15 Case-Winters, “Who Do You Say That I Am,” 4.
16 Williams, Wilderness, 168.
17 Heyward, Saving, 32.
18 Oden, Word, 407.
19 Viola Larson, “A Book Review” on Proverbs of Ashes: Violence, Redemptive Suffering, and The Search For What Saves Us, Rita Nakashima Brick and Rebecca Parker, (Beacon Press 2001) at Voices of Orthodox Women ,
http://www.vow.org/Documents/Doc0005.aspx?type=1&name=Books%20%20Book%20Reviews.

3 comments:

Dave Moody said...

Not sure where to comment, on your last posting or here...

My prof, when going through various alternative theories of the atonement, would say--"It isn't so much what these theories affirm that is problematic, it is what they deny." ie, penal substitutionary atonement.

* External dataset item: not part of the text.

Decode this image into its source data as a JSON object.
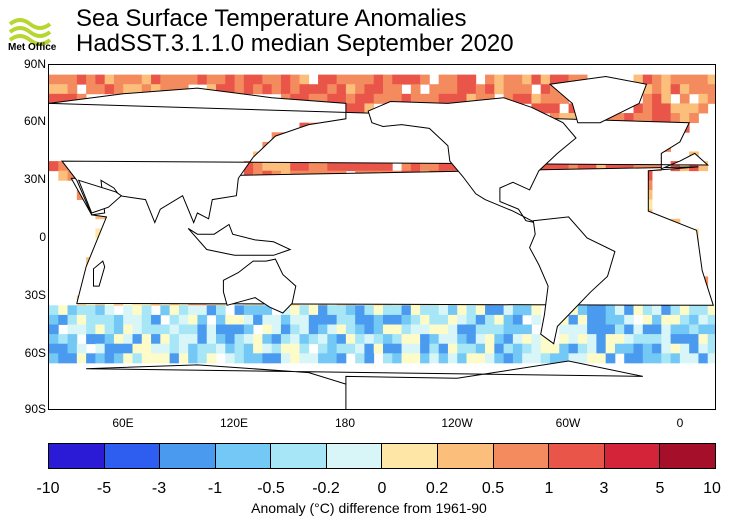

The cross is more than penal substitution, but it is not less. If that makes sense.

thanks for the theology reminder this morning!
blessings,
dm

Anonymous said...

I say again: it's OK to see Jesus as a moral example but it is not sufficient for forgiveness and salvation. Atonement through the judicial theory along with reconciliation are necessary to understand the full meaning of Christ's death.

BTW I would suggest that the incarnation, the life of Jesus, his death on the cross and his resurrection are all necessary for salvation. Jesus in the God/Man who can take away sins because he is the God/Man. Jesus lives the prefect life and his perfect, sinless life is taken as our lives before the Father. Jesus death atones for our sin. Jesus' resurrection opens the way for our resurrection

A full theology of forgiveness need all of the above.

Viola Larson said...

Dave,
It makes a lot of sense.

Bob, I agree the whole incarnation is important including the bodily resurrection.